O surpreendente ascenso das mulheres negras ganhou impulso com a instituição do ProUni (Programa Universidade para Todos), em 2005, das cotas para negros e indígenas nas universidades e, mais recentemente, no programa de ação afirmativa na pós-graduação coordenado pela saudosa Fulvia Rosemberg, da Fundação Carlos Chagas.
Contudo, o artigo O quanto somos pretas, do grupo Nós Mulheres da Periferia, mostra como ainda é dramática sua inserção social. “Na base da sociedade, a mulher negra tem um rendimento médio de R$ 760,27, inferior ao do homem negro. A mulher branca (R$ 1.437,64) ocupa posição superior ao do homem negro, mas ainda não atinge o homem branco. Em termos de igualdade de gênero, estamos duas casas atrás no ‘jogo da vida’. O ensino superior tem atingido apenas 10,9% das pretas. Nos cargos de direção das empresas privadas, somente 9% têm liderança negra e feminina.”
Segundo dados do Pnad (Pesquisa Nacional por Amostra de Domicílio) de 2011, 61,6% das 6,5 milhões de mulheres que exercem o trabalho doméstico remunerado no Brasil são negras, pobres e com baixa escolaridade, a maioria sem vínculo trabalhista formal. Na Câmara dos Deputados, as pretas são 0,6% e as pardas 1,6%, entre 8,3% de mulheres brancas e 71% de homens brancos, 15% de pardos e 3,5% de pretos.

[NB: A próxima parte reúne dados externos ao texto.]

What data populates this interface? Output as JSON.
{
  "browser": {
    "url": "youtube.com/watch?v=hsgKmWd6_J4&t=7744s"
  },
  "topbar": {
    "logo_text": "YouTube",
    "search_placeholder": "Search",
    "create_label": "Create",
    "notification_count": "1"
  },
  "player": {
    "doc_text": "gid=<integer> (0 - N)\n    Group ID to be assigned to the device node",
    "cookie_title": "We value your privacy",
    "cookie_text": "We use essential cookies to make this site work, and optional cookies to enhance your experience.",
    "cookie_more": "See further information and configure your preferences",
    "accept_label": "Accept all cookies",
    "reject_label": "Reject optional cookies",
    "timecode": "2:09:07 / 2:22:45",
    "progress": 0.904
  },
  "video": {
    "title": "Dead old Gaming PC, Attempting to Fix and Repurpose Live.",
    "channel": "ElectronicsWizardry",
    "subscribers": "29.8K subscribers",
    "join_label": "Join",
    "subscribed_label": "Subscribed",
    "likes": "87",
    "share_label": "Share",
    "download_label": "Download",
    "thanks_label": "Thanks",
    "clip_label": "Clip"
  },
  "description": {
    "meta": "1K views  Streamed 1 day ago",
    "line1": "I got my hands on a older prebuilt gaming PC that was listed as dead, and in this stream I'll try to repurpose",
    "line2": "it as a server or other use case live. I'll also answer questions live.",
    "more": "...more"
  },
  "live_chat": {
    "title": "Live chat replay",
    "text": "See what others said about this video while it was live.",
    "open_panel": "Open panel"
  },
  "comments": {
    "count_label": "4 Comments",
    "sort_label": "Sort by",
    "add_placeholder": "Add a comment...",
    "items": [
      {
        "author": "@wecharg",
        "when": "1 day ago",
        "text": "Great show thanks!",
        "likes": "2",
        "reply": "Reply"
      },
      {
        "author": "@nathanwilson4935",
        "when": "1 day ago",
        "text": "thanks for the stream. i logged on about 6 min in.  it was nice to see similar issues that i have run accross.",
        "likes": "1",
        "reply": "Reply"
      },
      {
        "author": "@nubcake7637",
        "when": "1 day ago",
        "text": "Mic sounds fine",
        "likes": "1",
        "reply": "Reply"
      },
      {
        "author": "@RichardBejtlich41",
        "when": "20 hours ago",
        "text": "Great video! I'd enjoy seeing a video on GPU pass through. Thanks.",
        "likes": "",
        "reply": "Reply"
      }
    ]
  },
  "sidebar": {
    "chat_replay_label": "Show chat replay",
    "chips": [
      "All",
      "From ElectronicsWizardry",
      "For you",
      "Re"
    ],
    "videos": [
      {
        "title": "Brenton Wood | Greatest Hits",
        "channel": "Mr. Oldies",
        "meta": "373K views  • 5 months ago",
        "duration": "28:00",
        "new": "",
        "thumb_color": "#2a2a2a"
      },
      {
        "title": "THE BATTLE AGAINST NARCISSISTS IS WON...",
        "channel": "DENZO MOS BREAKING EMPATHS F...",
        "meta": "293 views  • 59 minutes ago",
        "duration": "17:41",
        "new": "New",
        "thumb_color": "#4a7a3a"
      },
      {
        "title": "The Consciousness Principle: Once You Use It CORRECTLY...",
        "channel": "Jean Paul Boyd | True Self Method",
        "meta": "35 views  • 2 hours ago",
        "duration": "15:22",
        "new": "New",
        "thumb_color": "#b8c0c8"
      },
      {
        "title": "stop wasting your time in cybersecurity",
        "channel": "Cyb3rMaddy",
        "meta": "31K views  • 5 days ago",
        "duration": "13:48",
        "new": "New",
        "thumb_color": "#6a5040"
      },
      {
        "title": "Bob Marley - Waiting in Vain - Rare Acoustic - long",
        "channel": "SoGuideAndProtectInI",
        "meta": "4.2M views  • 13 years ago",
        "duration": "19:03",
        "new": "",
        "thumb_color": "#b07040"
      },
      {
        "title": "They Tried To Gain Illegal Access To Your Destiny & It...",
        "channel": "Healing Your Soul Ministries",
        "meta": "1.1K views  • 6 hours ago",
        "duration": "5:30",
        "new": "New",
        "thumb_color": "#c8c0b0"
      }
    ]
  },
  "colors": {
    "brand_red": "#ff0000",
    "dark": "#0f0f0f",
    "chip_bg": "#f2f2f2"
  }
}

Lélia Gonzalez (1935-1994) |
Raízes
O lançamento, em 15 de julho, do Projeto Memória Lélia Gonzalez, veio regar as raízes dessa frutificação exuberante. Lélia, que escrevia em “pretuguês”, recriando a língua para falar da história do seu povo, “enegreceu o movimento feminista e feminizou a raça”, como afirma a filósofa Sueli Carneiro, herdeira intelectual de Lélia e autora de sua fotobiografia. Colaboradora do jornal feminista Mulherio (1981-1988) desde as primeiras edições, deixou grande legado nos estudos sobre raça e gênero do país, além de originar com sua obra diversos outros trabalhos.
Naquela tarde, o clima era esfuziante no Centro Cultural Banco do Brasil. Cabelos e turbantes em rostos negros sorridentes, alguns homens, poucas brancas: Eva Blay, que presidiu o primeiro Conselho Estadual da Condição Feminina (1983), Beth Vargas, convidada para a ouvidoria da Faculdade de Medicina da USP depois do escândalo da violência contra as estudantes, Schuma Schumaher, anfitriã do evento pela Redeh, ao lado do Geledés.
A noite era de encontro e eu estava lá, cabelos quase brancos. De volta. Quando finalmente cheguei à mesa em que Sueli Carneiro autografava os livros, um abraço emocionado e a dedicatória lembrando “Mulherio, uma das casas preferidas de Lélia e memória de nossa nascente, possível e desafiadora sororidade.”
Oxalá! A democracia feminista será preta, pobre e periférica – ou não será.